Kami pun transaksi tiket dan segera masuk ke penangkaran penyu dengan sedikit rasa kekecewaan. Di sana saya bertemu dengan patung penyu besar yang tidak terlalu beda dengan Master Oogway, guru besar sekaligus masternya Chi dalam animasi film Kungfu Panda. Setelah melewatinya, terdapat beberapa kolam tetapi tidak banyak, berisi penyu dari bayi hingga tua. Di sana kami diperbolehkan memegang, berfoto, dan memberi makan, kecuali untuk penyu yang masih bayi. Setelah bosan dengan apapun yang berkaitan dengan penyu, kami pun bergeser ke sisi lain. Kami mendekat ke beberapa kandang yang berisikan burung-burung dan beberapa reptile. Di sebelah kandang, saya mendapati seorang bule yang sedang berfoto bersama dengan ular dengan catatan membayar lagi. Ya, karena uang bukan segalanya dan segalanya butuh uang.

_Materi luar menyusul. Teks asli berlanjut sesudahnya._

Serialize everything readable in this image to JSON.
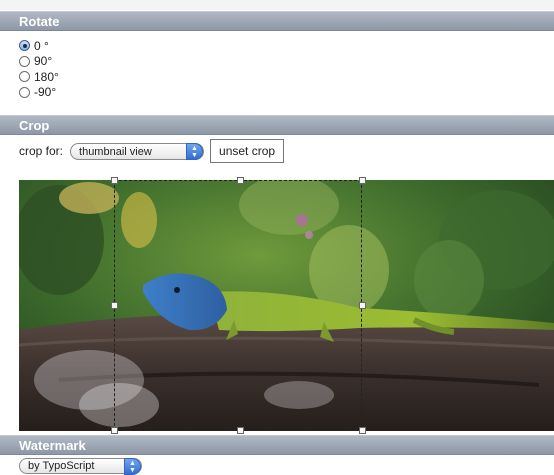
{
  "rotate": {
    "title": "Rotate",
    "options": [
      {
        "label": "0 °",
        "checked": true
      },
      {
        "label": "90°",
        "checked": false
      },
      {
        "label": "180°",
        "checked": false
      },
      {
        "label": "-90°",
        "checked": false
      }
    ]
  },
  "crop": {
    "title": "Crop",
    "crop_for_label": "crop for:",
    "crop_for_selected": "thumbnail view",
    "unset_button": "unset crop"
  },
  "watermark": {
    "title": "Watermark",
    "selected": "by TypoScript"
  },
  "colors": {
    "header_bg": "#9aa3b0",
    "accent": "#3b73d9"
  }
}
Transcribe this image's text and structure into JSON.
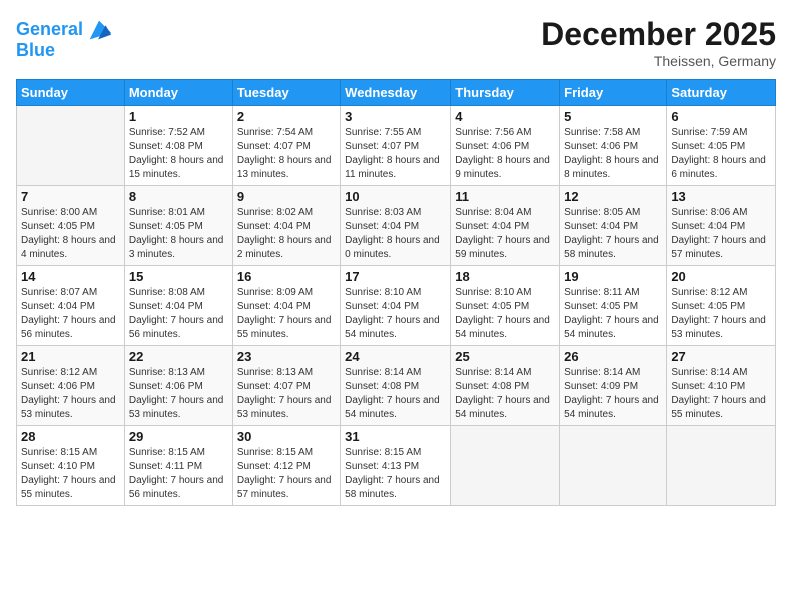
{
  "header": {
    "logo_line1": "General",
    "logo_line2": "Blue",
    "month_title": "December 2025",
    "subtitle": "Theissen, Germany"
  },
  "days_of_week": [
    "Sunday",
    "Monday",
    "Tuesday",
    "Wednesday",
    "Thursday",
    "Friday",
    "Saturday"
  ],
  "weeks": [
    [
      {
        "day": "",
        "sunrise": "",
        "sunset": "",
        "daylight": ""
      },
      {
        "day": "1",
        "sunrise": "Sunrise: 7:52 AM",
        "sunset": "Sunset: 4:08 PM",
        "daylight": "Daylight: 8 hours and 15 minutes."
      },
      {
        "day": "2",
        "sunrise": "Sunrise: 7:54 AM",
        "sunset": "Sunset: 4:07 PM",
        "daylight": "Daylight: 8 hours and 13 minutes."
      },
      {
        "day": "3",
        "sunrise": "Sunrise: 7:55 AM",
        "sunset": "Sunset: 4:07 PM",
        "daylight": "Daylight: 8 hours and 11 minutes."
      },
      {
        "day": "4",
        "sunrise": "Sunrise: 7:56 AM",
        "sunset": "Sunset: 4:06 PM",
        "daylight": "Daylight: 8 hours and 9 minutes."
      },
      {
        "day": "5",
        "sunrise": "Sunrise: 7:58 AM",
        "sunset": "Sunset: 4:06 PM",
        "daylight": "Daylight: 8 hours and 8 minutes."
      },
      {
        "day": "6",
        "sunrise": "Sunrise: 7:59 AM",
        "sunset": "Sunset: 4:05 PM",
        "daylight": "Daylight: 8 hours and 6 minutes."
      }
    ],
    [
      {
        "day": "7",
        "sunrise": "Sunrise: 8:00 AM",
        "sunset": "Sunset: 4:05 PM",
        "daylight": "Daylight: 8 hours and 4 minutes."
      },
      {
        "day": "8",
        "sunrise": "Sunrise: 8:01 AM",
        "sunset": "Sunset: 4:05 PM",
        "daylight": "Daylight: 8 hours and 3 minutes."
      },
      {
        "day": "9",
        "sunrise": "Sunrise: 8:02 AM",
        "sunset": "Sunset: 4:04 PM",
        "daylight": "Daylight: 8 hours and 2 minutes."
      },
      {
        "day": "10",
        "sunrise": "Sunrise: 8:03 AM",
        "sunset": "Sunset: 4:04 PM",
        "daylight": "Daylight: 8 hours and 0 minutes."
      },
      {
        "day": "11",
        "sunrise": "Sunrise: 8:04 AM",
        "sunset": "Sunset: 4:04 PM",
        "daylight": "Daylight: 7 hours and 59 minutes."
      },
      {
        "day": "12",
        "sunrise": "Sunrise: 8:05 AM",
        "sunset": "Sunset: 4:04 PM",
        "daylight": "Daylight: 7 hours and 58 minutes."
      },
      {
        "day": "13",
        "sunrise": "Sunrise: 8:06 AM",
        "sunset": "Sunset: 4:04 PM",
        "daylight": "Daylight: 7 hours and 57 minutes."
      }
    ],
    [
      {
        "day": "14",
        "sunrise": "Sunrise: 8:07 AM",
        "sunset": "Sunset: 4:04 PM",
        "daylight": "Daylight: 7 hours and 56 minutes."
      },
      {
        "day": "15",
        "sunrise": "Sunrise: 8:08 AM",
        "sunset": "Sunset: 4:04 PM",
        "daylight": "Daylight: 7 hours and 56 minutes."
      },
      {
        "day": "16",
        "sunrise": "Sunrise: 8:09 AM",
        "sunset": "Sunset: 4:04 PM",
        "daylight": "Daylight: 7 hours and 55 minutes."
      },
      {
        "day": "17",
        "sunrise": "Sunrise: 8:10 AM",
        "sunset": "Sunset: 4:04 PM",
        "daylight": "Daylight: 7 hours and 54 minutes."
      },
      {
        "day": "18",
        "sunrise": "Sunrise: 8:10 AM",
        "sunset": "Sunset: 4:05 PM",
        "daylight": "Daylight: 7 hours and 54 minutes."
      },
      {
        "day": "19",
        "sunrise": "Sunrise: 8:11 AM",
        "sunset": "Sunset: 4:05 PM",
        "daylight": "Daylight: 7 hours and 54 minutes."
      },
      {
        "day": "20",
        "sunrise": "Sunrise: 8:12 AM",
        "sunset": "Sunset: 4:05 PM",
        "daylight": "Daylight: 7 hours and 53 minutes."
      }
    ],
    [
      {
        "day": "21",
        "sunrise": "Sunrise: 8:12 AM",
        "sunset": "Sunset: 4:06 PM",
        "daylight": "Daylight: 7 hours and 53 minutes."
      },
      {
        "day": "22",
        "sunrise": "Sunrise: 8:13 AM",
        "sunset": "Sunset: 4:06 PM",
        "daylight": "Daylight: 7 hours and 53 minutes."
      },
      {
        "day": "23",
        "sunrise": "Sunrise: 8:13 AM",
        "sunset": "Sunset: 4:07 PM",
        "daylight": "Daylight: 7 hours and 53 minutes."
      },
      {
        "day": "24",
        "sunrise": "Sunrise: 8:14 AM",
        "sunset": "Sunset: 4:08 PM",
        "daylight": "Daylight: 7 hours and 54 minutes."
      },
      {
        "day": "25",
        "sunrise": "Sunrise: 8:14 AM",
        "sunset": "Sunset: 4:08 PM",
        "daylight": "Daylight: 7 hours and 54 minutes."
      },
      {
        "day": "26",
        "sunrise": "Sunrise: 8:14 AM",
        "sunset": "Sunset: 4:09 PM",
        "daylight": "Daylight: 7 hours and 54 minutes."
      },
      {
        "day": "27",
        "sunrise": "Sunrise: 8:14 AM",
        "sunset": "Sunset: 4:10 PM",
        "daylight": "Daylight: 7 hours and 55 minutes."
      }
    ],
    [
      {
        "day": "28",
        "sunrise": "Sunrise: 8:15 AM",
        "sunset": "Sunset: 4:10 PM",
        "daylight": "Daylight: 7 hours and 55 minutes."
      },
      {
        "day": "29",
        "sunrise": "Sunrise: 8:15 AM",
        "sunset": "Sunset: 4:11 PM",
        "daylight": "Daylight: 7 hours and 56 minutes."
      },
      {
        "day": "30",
        "sunrise": "Sunrise: 8:15 AM",
        "sunset": "Sunset: 4:12 PM",
        "daylight": "Daylight: 7 hours and 57 minutes."
      },
      {
        "day": "31",
        "sunrise": "Sunrise: 8:15 AM",
        "sunset": "Sunset: 4:13 PM",
        "daylight": "Daylight: 7 hours and 58 minutes."
      },
      {
        "day": "",
        "sunrise": "",
        "sunset": "",
        "daylight": ""
      },
      {
        "day": "",
        "sunrise": "",
        "sunset": "",
        "daylight": ""
      },
      {
        "day": "",
        "sunrise": "",
        "sunset": "",
        "daylight": ""
      }
    ]
  ]
}
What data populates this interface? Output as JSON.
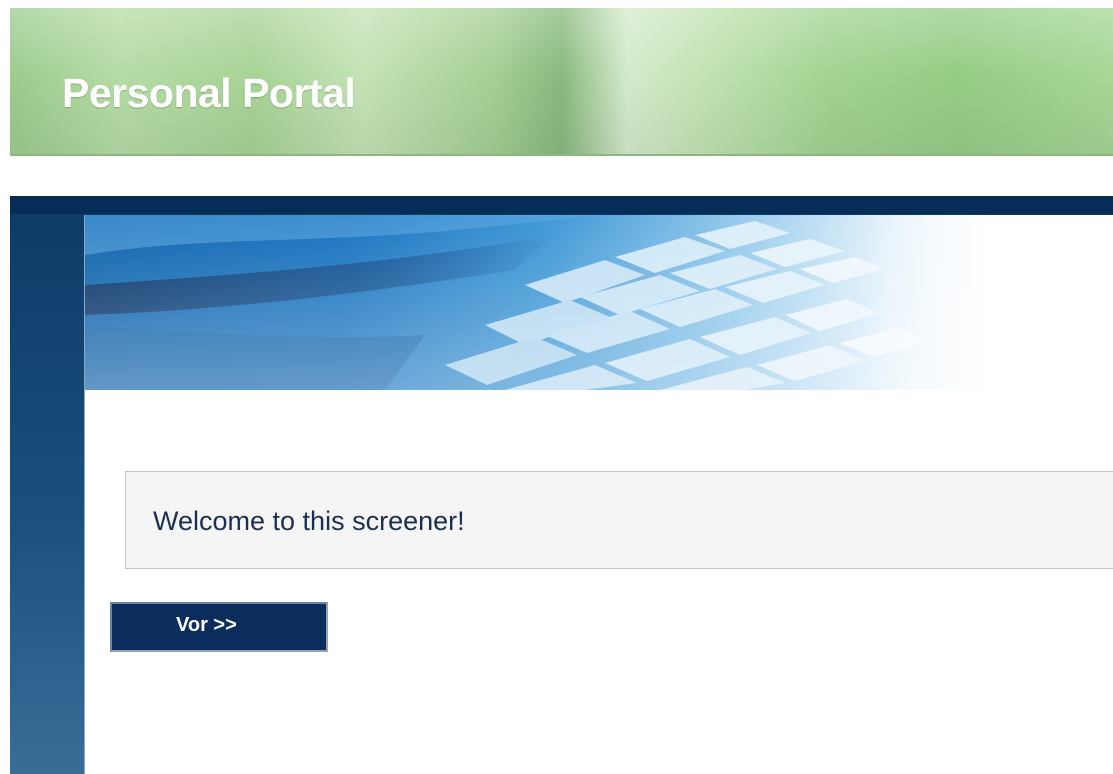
{
  "header": {
    "title": "Personal Portal"
  },
  "welcome": {
    "message": "Welcome to this screener!"
  },
  "navigation": {
    "next_label": "Vor >>"
  },
  "colors": {
    "header_green": "#a8d396",
    "frame_blue": "#0d3a66",
    "button_navy": "#0a2d5e",
    "welcome_text": "#1c2f4f"
  }
}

Karena sudah lelah saya pun berniat mencari pintu keluar dan ternyata ada di depan mata, pintu yang sama dengan dimana kami tadi masuk. Dapat disimpulkan bahwa tempat ini tidaklah sebesar yang saya bayangkan.

Saya dan rombongan pun bergerak menuju perahu. Rasa semangat sedikit muncul karena masih ada satu view lagi yang dapat dinikmati, kehidupan di bawah laut. Saking semangatnya dan saking pendeknya atap perahu, untuk kedua kalinya jidat saya terbentur dengan laju yang tinggi. Alhamdulillah, tidak mendadak amnesia seperti di tivi-tivi.

Di tengah perjalanan menuju pesisir asal, kami pun kecewa karena glass bottom boat kami tak sesuai harapan. Kaca yang berwarna hijau berlumut dan kotor itu tak dapat menyajikan view bawah laut yang indah. Saya tidak dapat melihat Nemo, ayahnya, bahkan Dory. Semuanya berwarna hijau dan gelap. Butek lebih tepatnya. Ditembah lagi dengan laju perahu yang tersendat-sendat, sesekali mati dan hidup lagi. Begitulah layaknya mobil butut yang selalu macet jika di gas lebih keras. Menjengkelkan.


Sesampai di daerah asal muasal kami ditawari oleh ibu-ibu sales marketing perahu, kami langsung membasuh kaki, tangan, muka. Tak lupa membasuh hati yang dipenuhi rasa kecewa. Ternyata ekspektasi saya dimana penyu-penyu berkeliaran di sebuah pulau dan melihat keluarga Nemo ditampik habis-habisan oleh pahitnya kenyataan. Namun, sesuatu yang terjadi baik maupun buruk harus kita syukuri. Menjadikannya sebagai pengalaman berharga adalah pilihan terbaik daripada harus menyumpah serapah hal yang tidak perlu. Apabila saya dapat kesempatan untuk berwisata ke Tanjung Benoa kembali, mungkin bulan madu, semoga dalam hal pelayanan semakin baik. Apalagi Tanjung Benoa adalah destinasi yang telah diberi label “ Taraf Internasional “.



Sekian review saya. Semoga bermanfaat. Maaf apabila terdapat keslalahan.